A non-profit initiative of the Permaculture Education Institute & Morag Gamble

A Hopeful Solution

by | March 24, 2021 | Permayouth | 0 comments

Presently I am studying to be a Kiss the Ground Soil Advocate and I want to share with you some of what I am learning.

The picture I have shared in this column is a great representation of the importance of regeneration and the key distinctions between the terms degenerative, sustainable, and regenerative.

Regeneration is a natural tendency for life – it is the natural process of replacing or restoring damaged or missing cells, tissues, organs, and even entire body parts to full function in plants and animals.

The major contributor to climate change is carbon, but I’m here to tell you that carbon is not inherently bad.

Our building block of life is carbon! Carbon’s ubiquitous presence in our atmosphere has caused it to be subject to vilification for all our environmental degradation. It’s all a matter of balance whether carbon becomes a problem or a solution.

At the moment our relationship with nature and the land in which we live is degenerative. We are depleting the world’s natural resources at a rate that the natural ability for the land to replace and replenish is stretching beyond repair. The great news is that soil has the potential to regenerate our Earth and reverse climate change.

According to Ryland Engelhart, the co-founder of Kiss the Ground, “Carbon, that is currently one of the biggest problems in our atmosphere, can be one of the biggest solutions when it comes to soil.”
The solution is PHOTO-FREAKIN’-SYNTHESIS!
I say this word with such emphasis because photosynthesis is considered the fundamental life process for nearly all plants and animals.

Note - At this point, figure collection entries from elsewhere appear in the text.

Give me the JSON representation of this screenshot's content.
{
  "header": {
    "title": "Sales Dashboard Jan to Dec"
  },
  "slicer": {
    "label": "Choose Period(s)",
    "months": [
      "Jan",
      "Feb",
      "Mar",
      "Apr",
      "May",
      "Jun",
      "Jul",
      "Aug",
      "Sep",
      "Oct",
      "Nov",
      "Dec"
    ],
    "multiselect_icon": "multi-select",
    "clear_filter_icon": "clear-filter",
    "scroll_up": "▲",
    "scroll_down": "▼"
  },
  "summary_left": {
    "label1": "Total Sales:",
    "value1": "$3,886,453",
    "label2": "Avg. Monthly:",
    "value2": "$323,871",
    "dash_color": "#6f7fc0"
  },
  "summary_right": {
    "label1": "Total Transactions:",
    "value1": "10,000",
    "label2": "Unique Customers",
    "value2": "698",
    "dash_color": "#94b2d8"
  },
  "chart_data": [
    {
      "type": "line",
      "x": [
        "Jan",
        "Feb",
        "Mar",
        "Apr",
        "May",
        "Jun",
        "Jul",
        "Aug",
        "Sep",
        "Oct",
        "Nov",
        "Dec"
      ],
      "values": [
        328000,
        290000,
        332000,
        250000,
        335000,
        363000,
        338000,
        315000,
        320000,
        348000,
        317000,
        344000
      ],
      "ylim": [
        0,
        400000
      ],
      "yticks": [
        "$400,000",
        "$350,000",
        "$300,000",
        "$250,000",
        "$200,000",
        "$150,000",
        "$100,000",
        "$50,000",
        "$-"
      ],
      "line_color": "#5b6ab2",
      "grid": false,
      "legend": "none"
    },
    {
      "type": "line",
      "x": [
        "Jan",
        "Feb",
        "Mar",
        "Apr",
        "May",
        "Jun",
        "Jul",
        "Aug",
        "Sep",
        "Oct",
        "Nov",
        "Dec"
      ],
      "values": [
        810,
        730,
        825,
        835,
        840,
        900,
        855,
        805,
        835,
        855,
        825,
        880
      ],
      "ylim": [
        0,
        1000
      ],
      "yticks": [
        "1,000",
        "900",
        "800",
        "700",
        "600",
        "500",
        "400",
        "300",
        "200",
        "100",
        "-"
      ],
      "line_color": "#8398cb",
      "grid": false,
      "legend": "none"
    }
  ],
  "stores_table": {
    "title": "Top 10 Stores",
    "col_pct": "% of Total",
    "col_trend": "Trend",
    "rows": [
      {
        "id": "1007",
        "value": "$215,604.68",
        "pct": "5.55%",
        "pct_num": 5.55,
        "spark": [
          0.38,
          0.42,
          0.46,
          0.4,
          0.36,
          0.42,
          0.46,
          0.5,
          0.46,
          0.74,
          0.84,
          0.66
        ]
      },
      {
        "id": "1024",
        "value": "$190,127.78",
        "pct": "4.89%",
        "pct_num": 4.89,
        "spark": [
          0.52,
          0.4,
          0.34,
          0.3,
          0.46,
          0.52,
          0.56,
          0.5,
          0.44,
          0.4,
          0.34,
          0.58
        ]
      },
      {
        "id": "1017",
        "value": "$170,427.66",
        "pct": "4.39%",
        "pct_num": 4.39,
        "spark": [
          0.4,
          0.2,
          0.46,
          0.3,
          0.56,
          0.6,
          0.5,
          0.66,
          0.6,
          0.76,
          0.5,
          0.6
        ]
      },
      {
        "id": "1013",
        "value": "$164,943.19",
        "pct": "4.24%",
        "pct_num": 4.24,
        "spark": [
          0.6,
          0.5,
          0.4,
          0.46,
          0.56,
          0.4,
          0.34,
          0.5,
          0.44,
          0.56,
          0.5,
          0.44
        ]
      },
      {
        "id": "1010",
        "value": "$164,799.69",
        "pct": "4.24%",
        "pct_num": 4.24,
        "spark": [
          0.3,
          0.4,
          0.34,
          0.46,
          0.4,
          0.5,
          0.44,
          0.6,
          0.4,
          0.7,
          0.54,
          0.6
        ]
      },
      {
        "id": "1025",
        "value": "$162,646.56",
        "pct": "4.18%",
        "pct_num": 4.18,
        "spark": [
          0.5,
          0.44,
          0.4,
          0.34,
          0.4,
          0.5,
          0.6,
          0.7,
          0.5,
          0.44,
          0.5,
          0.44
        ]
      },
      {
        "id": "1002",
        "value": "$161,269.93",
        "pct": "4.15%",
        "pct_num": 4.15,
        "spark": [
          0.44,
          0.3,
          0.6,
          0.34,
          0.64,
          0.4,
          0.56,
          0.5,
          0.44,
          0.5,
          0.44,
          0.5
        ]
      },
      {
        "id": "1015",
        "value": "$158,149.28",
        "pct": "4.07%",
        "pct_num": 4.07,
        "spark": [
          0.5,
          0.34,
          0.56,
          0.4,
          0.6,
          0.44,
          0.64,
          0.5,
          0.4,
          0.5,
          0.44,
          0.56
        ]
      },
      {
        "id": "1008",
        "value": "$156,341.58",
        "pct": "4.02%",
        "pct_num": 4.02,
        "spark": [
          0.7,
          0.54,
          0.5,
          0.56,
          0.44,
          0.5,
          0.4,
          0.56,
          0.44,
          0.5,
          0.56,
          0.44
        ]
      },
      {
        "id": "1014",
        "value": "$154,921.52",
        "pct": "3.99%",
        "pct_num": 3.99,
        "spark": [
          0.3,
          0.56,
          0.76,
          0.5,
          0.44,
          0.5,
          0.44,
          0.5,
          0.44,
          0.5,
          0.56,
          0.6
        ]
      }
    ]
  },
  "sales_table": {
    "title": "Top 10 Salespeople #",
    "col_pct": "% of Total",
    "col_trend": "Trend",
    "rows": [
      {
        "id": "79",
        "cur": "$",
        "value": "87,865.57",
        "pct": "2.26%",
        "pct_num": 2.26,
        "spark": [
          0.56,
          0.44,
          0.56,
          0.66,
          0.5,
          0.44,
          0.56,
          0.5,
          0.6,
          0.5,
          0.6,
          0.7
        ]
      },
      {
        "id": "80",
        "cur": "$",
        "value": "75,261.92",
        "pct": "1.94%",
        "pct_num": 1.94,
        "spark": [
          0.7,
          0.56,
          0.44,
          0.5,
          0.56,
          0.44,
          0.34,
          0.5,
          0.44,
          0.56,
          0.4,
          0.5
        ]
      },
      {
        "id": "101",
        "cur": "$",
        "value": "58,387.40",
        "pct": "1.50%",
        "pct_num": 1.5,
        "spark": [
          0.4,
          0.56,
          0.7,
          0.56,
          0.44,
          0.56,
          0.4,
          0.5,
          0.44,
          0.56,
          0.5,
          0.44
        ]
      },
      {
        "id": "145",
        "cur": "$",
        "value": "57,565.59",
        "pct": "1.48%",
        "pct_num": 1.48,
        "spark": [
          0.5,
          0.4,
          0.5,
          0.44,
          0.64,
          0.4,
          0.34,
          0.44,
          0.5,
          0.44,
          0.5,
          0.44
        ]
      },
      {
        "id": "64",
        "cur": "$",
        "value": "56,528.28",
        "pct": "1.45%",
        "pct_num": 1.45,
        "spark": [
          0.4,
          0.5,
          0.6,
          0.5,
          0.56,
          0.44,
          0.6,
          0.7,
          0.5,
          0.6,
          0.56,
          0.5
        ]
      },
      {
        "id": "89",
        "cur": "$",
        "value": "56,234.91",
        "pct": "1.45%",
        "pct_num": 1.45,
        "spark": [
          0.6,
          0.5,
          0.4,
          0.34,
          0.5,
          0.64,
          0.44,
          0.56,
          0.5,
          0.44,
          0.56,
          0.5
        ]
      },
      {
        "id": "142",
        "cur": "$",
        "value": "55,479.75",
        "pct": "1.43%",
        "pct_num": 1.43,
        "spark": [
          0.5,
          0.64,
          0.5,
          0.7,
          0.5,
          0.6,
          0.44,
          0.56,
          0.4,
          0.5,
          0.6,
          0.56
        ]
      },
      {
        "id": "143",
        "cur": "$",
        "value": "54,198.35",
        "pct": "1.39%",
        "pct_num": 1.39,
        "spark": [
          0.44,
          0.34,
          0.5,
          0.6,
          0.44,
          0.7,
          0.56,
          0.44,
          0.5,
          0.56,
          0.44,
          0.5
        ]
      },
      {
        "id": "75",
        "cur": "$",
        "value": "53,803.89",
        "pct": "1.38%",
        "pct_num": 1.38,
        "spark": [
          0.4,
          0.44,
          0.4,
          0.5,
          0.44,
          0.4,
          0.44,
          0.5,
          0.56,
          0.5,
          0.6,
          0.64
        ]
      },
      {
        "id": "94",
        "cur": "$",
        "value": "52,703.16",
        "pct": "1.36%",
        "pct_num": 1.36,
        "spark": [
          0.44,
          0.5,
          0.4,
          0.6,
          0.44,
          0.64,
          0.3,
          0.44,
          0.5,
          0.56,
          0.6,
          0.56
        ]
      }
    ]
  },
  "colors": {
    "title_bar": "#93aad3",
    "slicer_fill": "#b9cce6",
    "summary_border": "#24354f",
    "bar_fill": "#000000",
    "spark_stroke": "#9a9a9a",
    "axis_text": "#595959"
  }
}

It is critical to mitigating the climate changing effects of atmospheric carbon and the restoration of soil organic matter promoting regeneration. The soil holds twice as much carbon as does the atmosphere, and most soil carbon is derived from recent photosynthesis that takes carbon into root structures and further into below-ground storage.

By understanding the balance of our ecosystem and carbon in our atmosphere and soils & by seeing a gradual change in agricultural practices we can improve soils with farming efforts that focus on building soil organic content.

These efforts are evidenced by an increasing use in permaculture techniques that incorporate varied cropping regimes, integrating crop production with grazing cattle, maintaining soil structure and from photosynthesis through planting and establishing communities of perennial trees, shrubs and herbaceous plants.